Le estensioni che trovi sul Chrome Web Store non sono tutte sicure, perché quelle fraudolente a volte riescono a superare i controlli di sicurezza. Queste estensioni pericolose tracciano quello che fai online, come i siti che visiti, il testo che copi negli appunti e perfino i tasti che premi sulla tastiera. Il fatto che l’estensione si trovi su uno store ufficiale non è una garanzia completa della sua sicurezza.

Come faccio a eliminare le estensioni sospette da Chrome?

Se pensi che un’estensione possa essere infetta o pericolosa, puoi eliminarla da Chrome in modo facile e veloce: fai clic sull’icona con tre puntini verticali per accedere al menu e seleziona Estensioni > Gestisci estensioni. Nell’elenco completo delle estensioni installate, cerca quella da rimuovere e fai clic sul pulsante Rimuovi. Si aprirà una finestra di conferma, seleziona la casella accanto a Segnala abuso, se vuoi comunicarlo a Google, e poi fai clic su Rimuovi.

Come si fa a capire se Chrome ha un virus?

I campanelli d’allarme a cui bisogna prestare attenzione includono: avvisi del software di sicurezza, apertura di schede e finestre, messaggi pop-up e annunci inaspettati, modifiche della barra degli strumenti, del motore di ricerca predefinito o della home page, estensioni installate che non riconosci e comportamento imprevedibile del browser quando digiti un indirizzo o cerchi un sito.

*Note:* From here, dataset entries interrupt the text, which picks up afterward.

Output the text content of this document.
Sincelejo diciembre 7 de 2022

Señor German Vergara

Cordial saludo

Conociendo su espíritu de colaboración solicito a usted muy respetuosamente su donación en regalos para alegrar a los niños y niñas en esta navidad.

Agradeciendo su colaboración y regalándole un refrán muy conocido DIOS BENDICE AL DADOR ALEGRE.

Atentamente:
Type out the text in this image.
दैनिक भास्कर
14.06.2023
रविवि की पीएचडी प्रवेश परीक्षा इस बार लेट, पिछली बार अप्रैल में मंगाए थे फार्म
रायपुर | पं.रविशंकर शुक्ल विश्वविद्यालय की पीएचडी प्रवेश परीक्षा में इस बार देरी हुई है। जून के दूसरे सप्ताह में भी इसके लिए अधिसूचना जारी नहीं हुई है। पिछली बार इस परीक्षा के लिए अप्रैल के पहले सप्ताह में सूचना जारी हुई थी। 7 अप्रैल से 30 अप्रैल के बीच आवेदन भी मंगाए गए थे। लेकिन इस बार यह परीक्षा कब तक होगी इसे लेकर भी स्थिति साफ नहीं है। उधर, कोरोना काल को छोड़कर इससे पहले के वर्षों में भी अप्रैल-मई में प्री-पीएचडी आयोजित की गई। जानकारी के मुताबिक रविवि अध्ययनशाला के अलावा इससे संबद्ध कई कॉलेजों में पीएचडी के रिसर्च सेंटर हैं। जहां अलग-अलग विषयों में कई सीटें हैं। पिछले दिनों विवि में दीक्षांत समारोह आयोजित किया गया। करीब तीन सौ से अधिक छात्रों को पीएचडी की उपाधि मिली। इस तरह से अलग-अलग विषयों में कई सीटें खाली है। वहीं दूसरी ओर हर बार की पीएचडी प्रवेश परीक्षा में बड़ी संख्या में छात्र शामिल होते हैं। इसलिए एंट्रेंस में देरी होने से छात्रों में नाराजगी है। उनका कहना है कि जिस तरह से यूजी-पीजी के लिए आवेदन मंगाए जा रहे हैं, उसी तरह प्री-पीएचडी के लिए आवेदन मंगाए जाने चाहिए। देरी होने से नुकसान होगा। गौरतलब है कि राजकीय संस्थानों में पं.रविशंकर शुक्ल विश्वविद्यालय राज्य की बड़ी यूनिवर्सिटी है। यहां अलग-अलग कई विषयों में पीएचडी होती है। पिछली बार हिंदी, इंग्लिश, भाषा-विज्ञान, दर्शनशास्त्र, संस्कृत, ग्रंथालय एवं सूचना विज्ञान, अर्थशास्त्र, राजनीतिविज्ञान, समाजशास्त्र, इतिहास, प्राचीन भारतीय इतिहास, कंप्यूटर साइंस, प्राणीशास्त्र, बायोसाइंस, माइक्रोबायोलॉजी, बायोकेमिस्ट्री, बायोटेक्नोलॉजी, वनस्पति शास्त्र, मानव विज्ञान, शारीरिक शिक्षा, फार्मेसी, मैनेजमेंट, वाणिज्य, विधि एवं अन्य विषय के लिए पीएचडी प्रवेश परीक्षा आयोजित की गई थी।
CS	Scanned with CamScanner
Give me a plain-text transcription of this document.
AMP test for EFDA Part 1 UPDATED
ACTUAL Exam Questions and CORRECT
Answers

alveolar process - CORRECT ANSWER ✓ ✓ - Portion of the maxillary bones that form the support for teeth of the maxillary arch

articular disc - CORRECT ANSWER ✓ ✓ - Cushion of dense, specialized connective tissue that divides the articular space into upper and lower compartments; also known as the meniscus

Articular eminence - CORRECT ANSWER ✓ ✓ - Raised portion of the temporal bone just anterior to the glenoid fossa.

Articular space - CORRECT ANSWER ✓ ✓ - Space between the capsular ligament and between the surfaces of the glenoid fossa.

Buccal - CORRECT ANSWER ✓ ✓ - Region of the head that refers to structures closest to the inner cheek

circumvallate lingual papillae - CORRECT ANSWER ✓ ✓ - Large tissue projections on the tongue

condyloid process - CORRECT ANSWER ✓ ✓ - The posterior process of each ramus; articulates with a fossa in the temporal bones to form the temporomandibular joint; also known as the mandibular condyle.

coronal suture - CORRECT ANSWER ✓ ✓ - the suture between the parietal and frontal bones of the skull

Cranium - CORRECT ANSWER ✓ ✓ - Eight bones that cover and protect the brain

Qual è il rischio principale dell’uso di estensioni del browser di terze parti?

Le estensioni del browser malevole possono iniettare script dannosi nelle pagine web, rubare credenziali e altri dati personali, dirottare la navigazione e le ricerche, installare adware e malware e consentire l’accesso da remoto a un cybercriminale.

Un’estensione può rubare le password?

Sì, se ha accesso agli appunti o ai dati dei siti web. In alcuni casi, anche se non hai consentito all’estensione di accedere a queste informazioni, questa potrebbe scaricare ed eseguire codice dannoso per bypassare le restrizioni e rubare le tue password.

CONTINUA A LEGGERE: Dal clic alla conversazione: il futuro dei browser con l’AI

Buona navigazione e buona selezione delle estensioni per Chrome!